From Transparency to Intelligibility

Of course, there are challenges to this type of research.  Systems must move beyond mere transparency to data entry standards that allow for the intelligibility required by personalized medicine.  As Hoffman and Podgurski recognize, “the need to code all presenting comorbidities” and to identify “patients who have the specific condition to be studied” is crucial to data quality. There is a tension between untrammeled innovation by vendors at any given time and later, predictable needs of patients, doctors, insurers, and hospitals to compare their records and to transport information from one filing system to another.

For example, one system may be able to understand “C,” “cgh,” or “koff” as “cough,” and may well code it in any way it chooses.  But to integrate and to port data, all systems need to be able to translate symptoms, diagnoses, interventions, and outcomes into commonly recognized coding.  Competition also depends on data portability: health care providers can only credibly threaten to move their business away from an unsatisfactory vendor if they can transport those records.  Patients want their providers to seamlessly integrate records.  Hoffman and Podgurski show the necessity of Stage II of meaningful use rulemaking to promote a common language of medical recordkeeping. As they recommended in 2008:

[I]t is necessary for all vendors to support what we will call a “common exchange representation” (“CER”) for EHRs.  A CER is an artificial language for representing the information in EHRs, which has well defined syntax and semantics and is capable of unambiguously representing the information in any EHR from a typical EHR system. EHRs using the CER should be readily transmittable between EHR systems of different vendors.  The CER should make it easy for vendors of EHR systems to implement a mechanism for translating accurately and efficiently between the CER and the system’s internal EHR format.

There are also important opportunities for standardization in the security field.  The discussion can quickly become technical, but the underlying purpose is clear: to develop some standard forms of interacting in a realm where “spontaneous order” is unlikely to arise and network effects (as well as what David Grewal describes as network power) could lead to the lock-in of suboptimal patterns of data storage and transfer.

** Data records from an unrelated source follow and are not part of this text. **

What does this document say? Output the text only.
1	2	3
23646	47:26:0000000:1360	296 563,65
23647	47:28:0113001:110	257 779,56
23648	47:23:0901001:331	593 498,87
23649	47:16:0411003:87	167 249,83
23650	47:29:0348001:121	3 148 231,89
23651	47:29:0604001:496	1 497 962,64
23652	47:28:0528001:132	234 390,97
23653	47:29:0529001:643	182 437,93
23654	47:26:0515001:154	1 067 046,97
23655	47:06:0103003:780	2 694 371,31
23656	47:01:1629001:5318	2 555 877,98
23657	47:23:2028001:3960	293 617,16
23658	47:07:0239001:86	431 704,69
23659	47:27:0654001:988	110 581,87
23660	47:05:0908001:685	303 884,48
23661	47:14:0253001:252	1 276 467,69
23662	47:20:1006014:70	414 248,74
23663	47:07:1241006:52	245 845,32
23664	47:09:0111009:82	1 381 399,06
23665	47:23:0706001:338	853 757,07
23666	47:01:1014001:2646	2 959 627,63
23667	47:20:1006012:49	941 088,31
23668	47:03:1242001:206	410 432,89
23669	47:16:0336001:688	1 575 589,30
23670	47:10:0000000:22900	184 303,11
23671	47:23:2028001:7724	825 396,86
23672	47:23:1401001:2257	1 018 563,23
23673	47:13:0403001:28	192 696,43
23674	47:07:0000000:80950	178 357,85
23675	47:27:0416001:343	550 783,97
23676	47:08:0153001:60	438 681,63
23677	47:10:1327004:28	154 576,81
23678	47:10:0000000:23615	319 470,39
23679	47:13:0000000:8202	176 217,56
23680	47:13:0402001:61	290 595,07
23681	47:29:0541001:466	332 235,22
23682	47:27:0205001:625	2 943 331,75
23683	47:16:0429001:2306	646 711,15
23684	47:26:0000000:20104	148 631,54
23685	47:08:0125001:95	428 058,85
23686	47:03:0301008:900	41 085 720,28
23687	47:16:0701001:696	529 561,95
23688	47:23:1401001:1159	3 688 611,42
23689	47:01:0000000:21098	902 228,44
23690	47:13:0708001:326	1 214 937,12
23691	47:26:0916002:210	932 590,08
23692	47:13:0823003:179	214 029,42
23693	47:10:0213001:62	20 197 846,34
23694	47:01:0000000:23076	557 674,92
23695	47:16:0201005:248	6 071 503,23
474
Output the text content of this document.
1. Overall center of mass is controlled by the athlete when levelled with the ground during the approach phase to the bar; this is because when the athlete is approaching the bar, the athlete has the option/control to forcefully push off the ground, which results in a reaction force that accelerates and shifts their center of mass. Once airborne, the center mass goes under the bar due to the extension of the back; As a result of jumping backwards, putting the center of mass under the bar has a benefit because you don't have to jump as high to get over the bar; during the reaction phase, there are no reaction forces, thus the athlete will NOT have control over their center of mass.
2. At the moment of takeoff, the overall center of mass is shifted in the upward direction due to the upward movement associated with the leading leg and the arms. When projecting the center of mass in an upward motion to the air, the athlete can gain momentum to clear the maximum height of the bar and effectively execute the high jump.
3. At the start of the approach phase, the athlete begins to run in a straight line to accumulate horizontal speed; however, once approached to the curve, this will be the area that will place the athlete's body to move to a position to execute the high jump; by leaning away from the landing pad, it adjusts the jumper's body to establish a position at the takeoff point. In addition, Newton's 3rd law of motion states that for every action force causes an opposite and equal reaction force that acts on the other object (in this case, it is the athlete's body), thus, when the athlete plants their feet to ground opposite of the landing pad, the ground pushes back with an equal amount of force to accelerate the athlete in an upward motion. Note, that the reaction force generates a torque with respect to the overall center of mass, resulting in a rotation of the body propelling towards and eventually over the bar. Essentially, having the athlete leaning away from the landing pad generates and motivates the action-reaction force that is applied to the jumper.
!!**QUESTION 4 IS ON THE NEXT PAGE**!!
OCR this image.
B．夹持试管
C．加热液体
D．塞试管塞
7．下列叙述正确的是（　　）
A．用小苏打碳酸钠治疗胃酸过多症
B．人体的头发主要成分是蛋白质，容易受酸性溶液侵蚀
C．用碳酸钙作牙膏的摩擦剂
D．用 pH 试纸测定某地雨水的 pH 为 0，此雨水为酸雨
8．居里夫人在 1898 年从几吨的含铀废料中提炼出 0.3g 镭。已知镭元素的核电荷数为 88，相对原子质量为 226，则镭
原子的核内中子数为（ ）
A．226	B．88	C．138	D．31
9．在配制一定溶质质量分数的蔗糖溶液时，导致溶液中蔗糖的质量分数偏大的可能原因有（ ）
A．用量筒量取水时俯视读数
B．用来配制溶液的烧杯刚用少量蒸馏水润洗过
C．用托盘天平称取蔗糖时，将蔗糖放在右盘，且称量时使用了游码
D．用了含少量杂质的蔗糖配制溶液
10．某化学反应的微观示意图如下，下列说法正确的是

Better health information technology infrastructures in the United States can enable forms of surveillance that are more rigorous, comprehensive, and actionable in the world of policy, and more user-friendly for patients. Rather than getting between doctor and patient, advanced EHR stands poised to silently monitor and improve their relationship. The same record systems that are designed to digitize health diagnoses and interventions can also generate outcome data if they are configured appropriately.  Such data would help ensure patients and authorities are truly informed about the risks and benefits of drugs.

Hoffman and Podgurski are among the first legal academics to convincingly merge literatures of health system transformation and cyberlaw.  They suggest the practical feasibility of productivity gains in the health sector that we usually associate only with Silicon Valley. Just as U.S. Department of Homeland Security (“DHS”) and National Security Agency (“NSA”) have advanced domestic intelligence capabilities by querying distributed databases from diverse public and private sector partners, we can now apply such technology toward improving population health.  Hoffman and Padgurski demonstrate a “proof of concept” for reallocating more of these technologies from the diminishing marginal returns of seeking an “enemy within,” to fighting the truly pervasive menace of disease.